Certainly, we need something different. There's all the pressure to be something we're not. Who wants to fake cheerful and happy when our lives did not turn out the way we'd hoped? For some of us, there are empty places at the table that were occupied last year. Our heart aches for those who are suffering. Or maybe we're one of the suffering.

The answer lies not in the advertisements to buy more so we can be more. Not that there's anything wrong with gift giving, but it's not the answer. Like Bob Dylan once wrote:

Advertising signs they con
You into thinking you're the one
That can do what's never been done,
That can win what's never been won,
Meanwhile life goes on
All around you.13

This passage is all about what John is not and what John is. John was not the light. John was a witness to the light.

It's the same for us. We are not the light. We are not messiahs. We are not Elijahs.

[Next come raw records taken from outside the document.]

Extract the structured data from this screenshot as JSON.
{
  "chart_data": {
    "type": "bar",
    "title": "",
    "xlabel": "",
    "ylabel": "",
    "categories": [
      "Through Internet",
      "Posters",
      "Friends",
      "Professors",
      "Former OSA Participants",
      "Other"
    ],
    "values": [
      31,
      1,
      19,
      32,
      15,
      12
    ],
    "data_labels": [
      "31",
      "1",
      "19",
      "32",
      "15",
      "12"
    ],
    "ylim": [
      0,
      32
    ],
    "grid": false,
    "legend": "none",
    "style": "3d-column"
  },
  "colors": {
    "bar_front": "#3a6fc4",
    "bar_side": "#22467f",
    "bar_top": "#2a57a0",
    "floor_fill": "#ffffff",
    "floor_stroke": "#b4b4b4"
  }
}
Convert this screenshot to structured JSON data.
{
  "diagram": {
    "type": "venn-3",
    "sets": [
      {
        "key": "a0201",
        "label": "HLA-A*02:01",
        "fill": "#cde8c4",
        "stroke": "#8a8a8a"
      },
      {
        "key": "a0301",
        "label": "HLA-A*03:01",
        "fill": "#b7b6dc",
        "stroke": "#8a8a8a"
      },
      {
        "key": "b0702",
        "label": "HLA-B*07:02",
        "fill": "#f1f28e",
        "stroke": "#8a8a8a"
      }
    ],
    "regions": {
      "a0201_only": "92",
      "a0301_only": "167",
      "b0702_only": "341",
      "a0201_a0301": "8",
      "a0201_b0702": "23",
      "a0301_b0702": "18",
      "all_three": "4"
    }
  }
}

We may not be very good prophets.

Instead we are something completely different: witnesses to the light. Yes, we are broken, broken down, hurting people. It's the time of year when the days are shortest and the nights never seem to end. In some locations it just gets colder and colder. We can feel really blue without being able to pin down the cause.

But even if we are deprived of light, we believe in the light, and we can point to the eternal light of Jesus.

Earlier I spoke about the "I am" statements of Jesus. Well, there are also some important "You are" statements about Jesus in John's gospel. Early on Nathanael tells Jesus "Rabbi, you are the Son of God! You are the King of Israel!"14 The woman at the well says "Sir, I see that you are a prophet."15 When others abandon him some of his disciples tell Jesus, "We have come to believe and know that you are the Holy One of God."16 While her brother Lazarus lies dead in the tomb, Martha tells Jesus, "Yes, Lord, I believe that you are the Messiah, the Son of God, the one coming into the world."17 And after Jesus is risen the one we call Doubting Thomas says simply, "My Lord and my God!"18

How will you address the Word made flesh? How will you act as witness to the light this Advent season when all seems darkest? What will you say to make it clear that this is no ordinary Christmas on the horizon, because it's time now for something completely different?